Carey pointed at Mick the Crow’s chest. ‘You’re under arrest, Mick the Crow Salkeld,’ he said. ‘For March treason.’

‘What? Wha’ are ye talkin’ about…?’

‘Question is, which March is the treason in?’

‘You’ll swing for his one,’ said Long George regretfully. Mick the Crow was beginning to look worried. He licked some blood off his moustache. March treason was the catch-all charge: if you couldn’t think what else to hang a man for, you hanged him for ‘bringing in of raiders’-helping raiders to cross the Border.

‘Ah’ve done nothin’…’

‘Shut up,’ said Carey. ‘All I want to know from you is where the Grahams are setting their ambush. They’ll have to lift her before she reaches Tynedale, because there are too many surnames there at feud with the Grahams to risk it. So where are they doing it?’

Mick’s eyes bulged. He croaked a couple of times.

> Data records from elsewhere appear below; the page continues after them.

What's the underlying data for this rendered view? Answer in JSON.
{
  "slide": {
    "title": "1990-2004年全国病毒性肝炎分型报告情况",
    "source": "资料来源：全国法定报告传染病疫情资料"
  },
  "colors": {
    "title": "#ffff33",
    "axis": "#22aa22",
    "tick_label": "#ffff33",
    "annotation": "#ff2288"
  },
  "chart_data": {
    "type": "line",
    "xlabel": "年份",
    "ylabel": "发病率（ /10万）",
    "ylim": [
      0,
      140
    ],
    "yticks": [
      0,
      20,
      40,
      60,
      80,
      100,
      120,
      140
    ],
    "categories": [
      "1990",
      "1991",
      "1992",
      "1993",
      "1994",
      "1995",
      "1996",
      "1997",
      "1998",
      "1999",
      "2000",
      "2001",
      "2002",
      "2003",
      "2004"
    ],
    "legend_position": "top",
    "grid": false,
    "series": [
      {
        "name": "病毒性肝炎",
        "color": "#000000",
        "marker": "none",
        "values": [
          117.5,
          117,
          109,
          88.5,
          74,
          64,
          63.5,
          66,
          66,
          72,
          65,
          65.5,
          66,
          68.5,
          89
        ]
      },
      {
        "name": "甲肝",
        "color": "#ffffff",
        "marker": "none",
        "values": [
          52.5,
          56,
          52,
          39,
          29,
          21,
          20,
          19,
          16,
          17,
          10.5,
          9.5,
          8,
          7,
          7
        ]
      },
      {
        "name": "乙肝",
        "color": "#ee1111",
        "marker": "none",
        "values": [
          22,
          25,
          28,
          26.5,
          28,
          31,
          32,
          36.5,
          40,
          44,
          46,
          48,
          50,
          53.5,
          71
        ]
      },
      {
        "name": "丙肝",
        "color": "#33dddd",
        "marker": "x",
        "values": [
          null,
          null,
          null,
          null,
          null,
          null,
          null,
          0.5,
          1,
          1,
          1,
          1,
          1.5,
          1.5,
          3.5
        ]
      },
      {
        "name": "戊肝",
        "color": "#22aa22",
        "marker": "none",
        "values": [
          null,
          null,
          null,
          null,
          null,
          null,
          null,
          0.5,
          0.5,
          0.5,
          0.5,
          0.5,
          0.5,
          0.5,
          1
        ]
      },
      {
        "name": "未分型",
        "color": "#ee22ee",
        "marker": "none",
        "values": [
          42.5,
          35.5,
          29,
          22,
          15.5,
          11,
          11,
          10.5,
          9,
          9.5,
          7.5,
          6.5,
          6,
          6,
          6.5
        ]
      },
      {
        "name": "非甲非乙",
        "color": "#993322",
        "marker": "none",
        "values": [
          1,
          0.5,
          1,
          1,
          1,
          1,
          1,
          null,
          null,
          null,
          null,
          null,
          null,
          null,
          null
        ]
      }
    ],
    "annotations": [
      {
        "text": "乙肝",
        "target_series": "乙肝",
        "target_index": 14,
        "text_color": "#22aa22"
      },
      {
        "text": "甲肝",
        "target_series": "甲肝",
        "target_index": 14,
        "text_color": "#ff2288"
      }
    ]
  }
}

‘My guess is by the Wall somewhere, because they can hide behind it, but I want to know the exact place.’

Mick the Crow was a good rider and a bonny fighter, but he hadn’t the brains for a traitor, Barnabus decided. His brow knitted and his lips moved as he tried to catch up.

‘Look,’ Barnabus whispered to Mick from his perch on top of the partition. ‘I know you’re wondering how he knows so much, but you’d be much better off wondering how you’re going to stop him making you look forward to your hanging. Right? I mean, he learned a lot from Walsingham’s boys, you know.’

‘That’s enough, Barnabus.’ Carey’s voice was curt.

‘Yessir,’ cringed Barnabus, enjoying himself greatly.

‘Also, Mick, I want to know who they’re planning to hit on their way back to make the trip worthwhile.’

‘But I dinna ken that, sir. How could I? All I did was, I took the message, that’s all.’

‘What message?’

Carey had pulled his dagger from the sheath hanging from his belt at the small of his back. It was a fashionable London duelling poignard, nine inches long, with a pretty jewelled hilt and an eye-wateringly sharp point, and he was using it to clean his nails. Mick the Crow watched him and licked his lips.

‘Ahh…he said Wattie could fetch himself a good ransom if he would foray out to the Roman Wall and catch…er…’

‘Catch whom?’

‘Er…Lady Widdrington, sir.’

Carey trimmed his thumbnail carefully and then fixed Mick the Crow with a blue considering stare. He tossed the poignard up in the air while Barnabus winced a little. As far as he was concerned, showing off with blades like that was a good way to get religious-looking holes in your palms.